What if this existed for bash? I wonder if anyone would be interested in hacking the same for getopt(3) to write bash scripts that accept options.


Not exactly the same, but this was posted a bit ago: https://github.com/matejak/argbash


Great idea.


Neat. The way I solved this about a decade ago is to create a base template script for my editor. When I hit Ctrl-N a new main script opens with heading, main(), status code return, CLI parsing, and basic logging set up already.

New argparse params are either uncommented and/or cut and pasted from existing ones. It works pretty well.


That's way cool. What editor do you pull this magic out of?


Geany, but I don't think it is unique functionality. I suppose you could just copy from a read-only template file with any OS or tools.

Now that I look closer, I actually have to use the File menu, it doesn't have a default shortcut assigned.


Haha I had a similar problem with argparse so I built a declarative cli and I documented the hell out of it, I added all the recipes in the README. For me it's just ctrl+f in the README and I get what I need. So far it's worked well and people contributing to another project using it haven't complained.

https://github.com/Woile/decli

But nowadays I would recommend something like typer: https://typer.tiangolo.com/ it's quite nice and has autocomplete built in.


I've been using my own interface to easily define CLI applications: https://github.com/breuleux/coleo (kind of a work in progress).

Admittedly, the way it works is kind of black magic, so it's probably not for everyone, but it's so simple: just annotate an existing variable with Option and it becomes a command-line argument. You can define options where they are used in the program instead of defining them in one spot and then using them somewhere else.


The argparse builder, this looks like sth you get for free by any advanced IDE, like PyCharm, right? Any IDE will always tell you what options / parameters there are, and their type, and documentation, so it doesn't matter if you forget them.


I use argparse daily.
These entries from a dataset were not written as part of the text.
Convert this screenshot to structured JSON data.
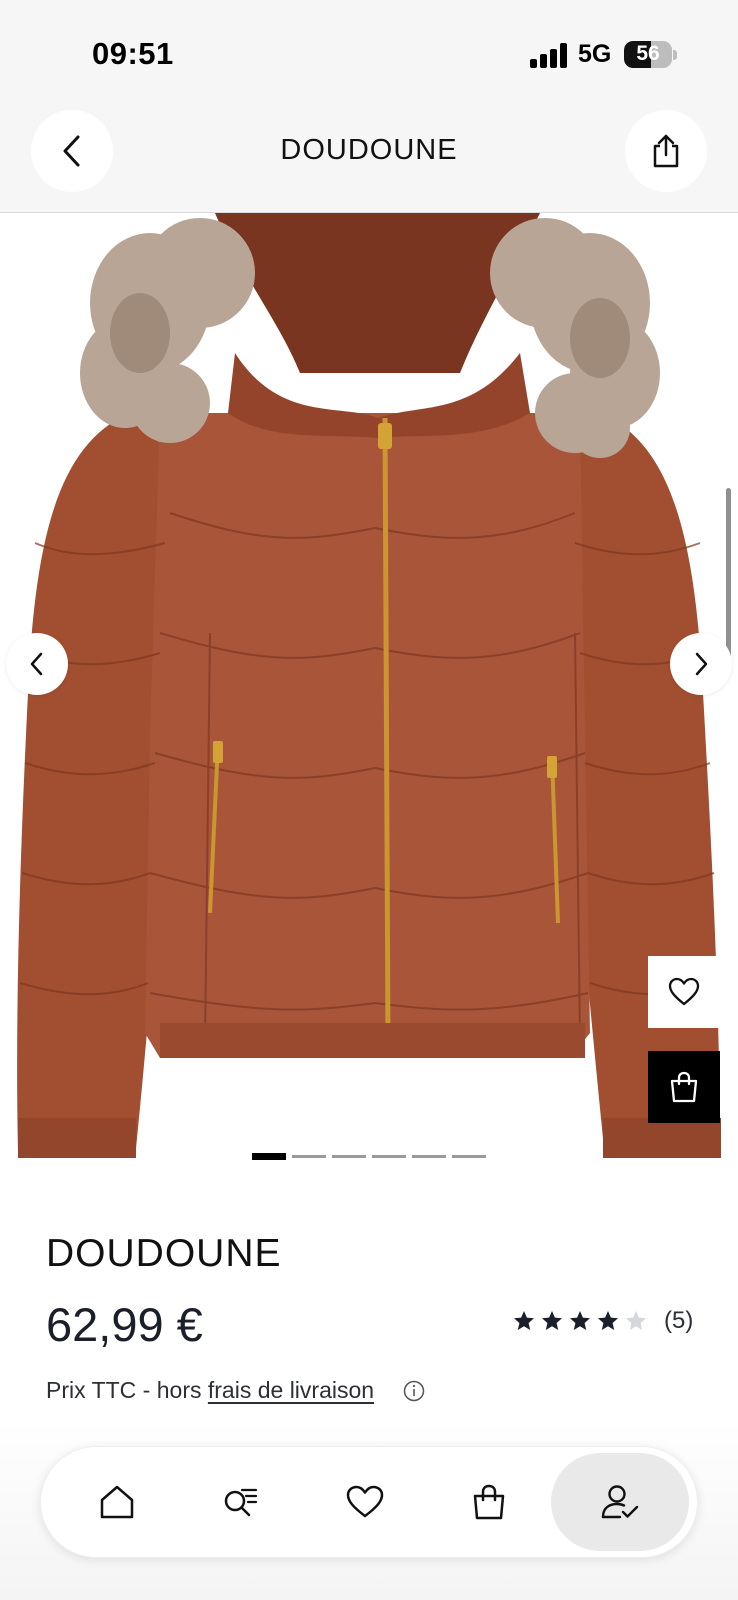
{
  "status_bar": {
    "time": "09:51",
    "network": "5G",
    "battery": "56",
    "battery_level": 0.56
  },
  "header": {
    "title": "DOUDOUNE",
    "back_icon": "chevron-left-icon",
    "share_icon": "share-icon"
  },
  "gallery": {
    "image_count": 6,
    "active_index": 0,
    "product_color": "#a14d2f"
  },
  "product": {
    "title": "DOUDOUNE",
    "price": "62,99 €",
    "rating_value": 4,
    "rating_max": 5,
    "rating_count": "(5)",
    "price_note": "Prix TTC - hors ",
    "shipping_link": "frais de livraison"
  },
  "bottom_nav": {
    "items": [
      {
        "icon": "home-icon"
      },
      {
        "icon": "search-list-icon"
      },
      {
        "icon": "heart-icon"
      },
      {
        "icon": "bag-icon"
      },
      {
        "icon": "account-check-icon",
        "active": true
      }
    ]
  }
}
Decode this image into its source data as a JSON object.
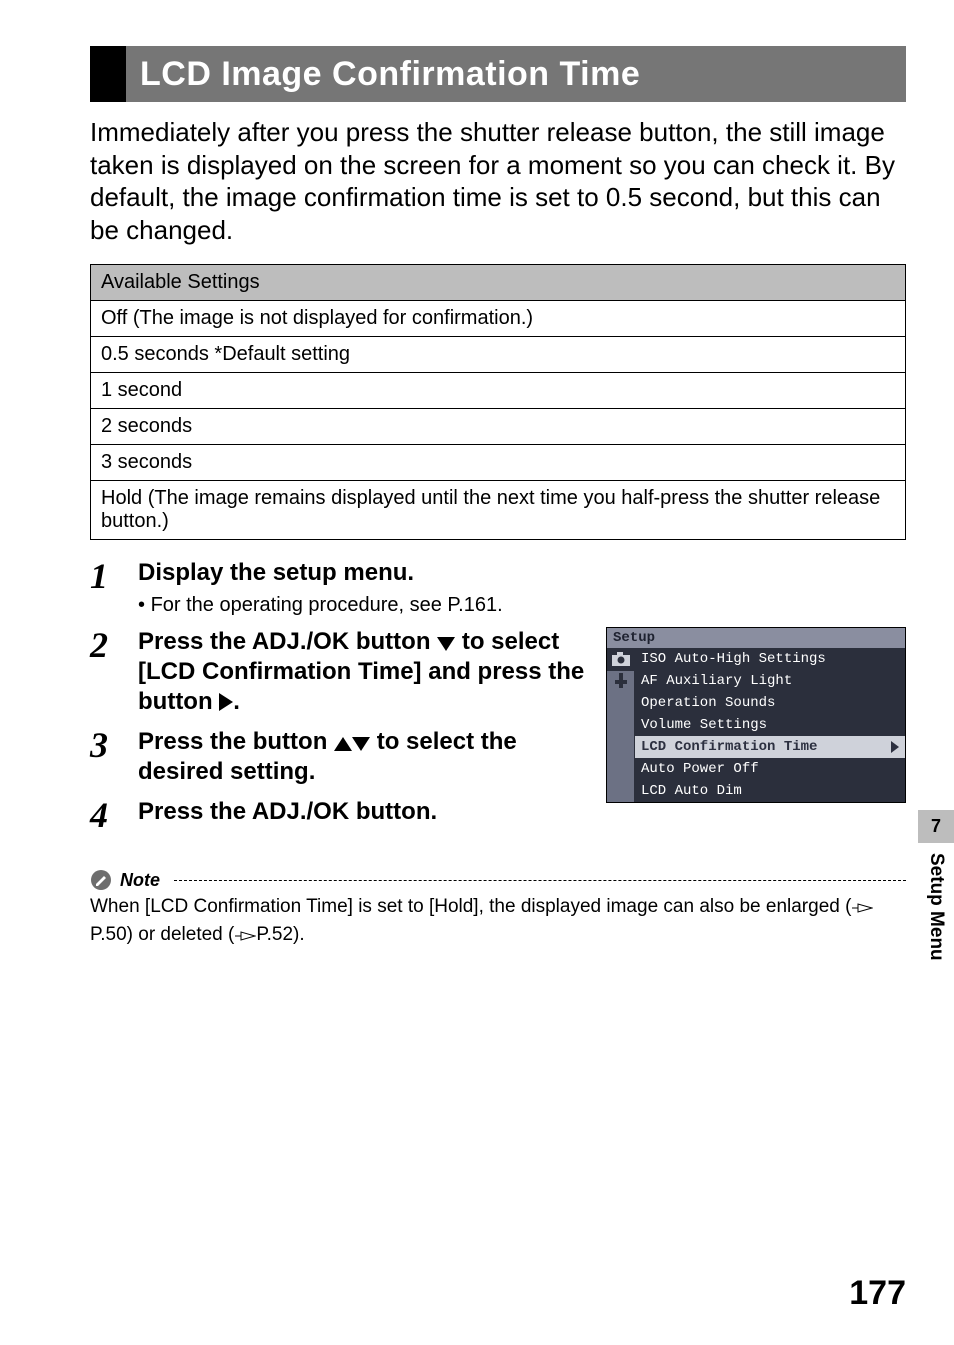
{
  "section": {
    "title": "LCD Image Confirmation Time"
  },
  "intro": "Immediately after you press the shutter release button, the still image taken is displayed on the screen for a moment so you can check it. By default, the image confirmation time is set to 0.5 second, but this can be changed.",
  "settings": {
    "header": "Available Settings",
    "rows": [
      "Off (The image is not displayed for confirmation.)",
      "0.5 seconds *Default setting",
      "1 second",
      "2 seconds",
      "3 seconds",
      "Hold (The image remains displayed until the next time you half-press the shutter release button.)"
    ]
  },
  "steps": {
    "s1": {
      "num": "1",
      "title": "Display the setup menu.",
      "bullet": "For the operating procedure, see P.161."
    },
    "s2": {
      "num": "2",
      "title_a": "Press the ADJ./OK button ",
      "title_b": " to select [LCD Confirmation Time] and press the button ",
      "title_c": "."
    },
    "s3": {
      "num": "3",
      "title_a": "Press the button ",
      "title_b": " to select the desired setting."
    },
    "s4": {
      "num": "4",
      "title": "Press the ADJ./OK button."
    }
  },
  "lcd": {
    "title": "Setup",
    "items": [
      "ISO Auto-High Settings",
      "AF Auxiliary Light",
      "Operation Sounds",
      "Volume Settings",
      "LCD Confirmation Time",
      "Auto Power Off",
      "LCD Auto Dim"
    ],
    "highlight_index": 4
  },
  "note": {
    "label": "Note",
    "text_a": "When [LCD Confirmation Time] is set to [Hold], the displayed image can also be enlarged (",
    "ref1": "P.50",
    "mid": ") or deleted (",
    "ref2": "P.52",
    "text_b": ")."
  },
  "sidetab": {
    "index": "7",
    "label": "Setup Menu"
  },
  "page_number": "177"
}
One CLI script I have uses over 1000 LOC to define all the commands/arguments/flags. Am I doing something wrong? Is there a way to unclutter my CLI script but still have the commands? Import them from another file, perhaps?


As another commenter here mentioned, you might want to consider fire [1], depending on the complexity of your argparse-usage it might check 90% of your boxes for you.

[1]: https://github.com/google/python-fire


Thanks, that looks pretty slick!


As someone who's used argparse recently, this would have been helpful. argparse is great, but it's (personally) rather cryptic especially if you're not intimately familiar with it.


The "+" button to add another argument doesn't work in Safari. It works in Chrome.


I'd recommend docopt/docpie which create your parser from the documentation you write


I want one like this for OCaml.


Bleh. When you need a in-browser tool to use a library, you really know it's messed up.

Isn't there anything like structopt https://docs.rs/structopt/0.3.19/structopt/ for Python?


Looking at that link, argparse is very similar to structopt. It just uses the syntax and idioms of a different language. The structopt attributes appear to be approx. the same complexity as argparse functions.


Indeed. My guess would be that structopt's design was based on Python's argparse, which itself derived from lessons learned from the earlier Python module optparse, which was created around 20 years ago. I'm not sure where declarative CLI argument parsing originated, but I first encountered it in optparse.


There are multiple alternatives for argparse if you look for third-party libraries.

The thing that makes argparse particularly useful is because it is in stdlib, so if you use you can create a Python script without external dependencies.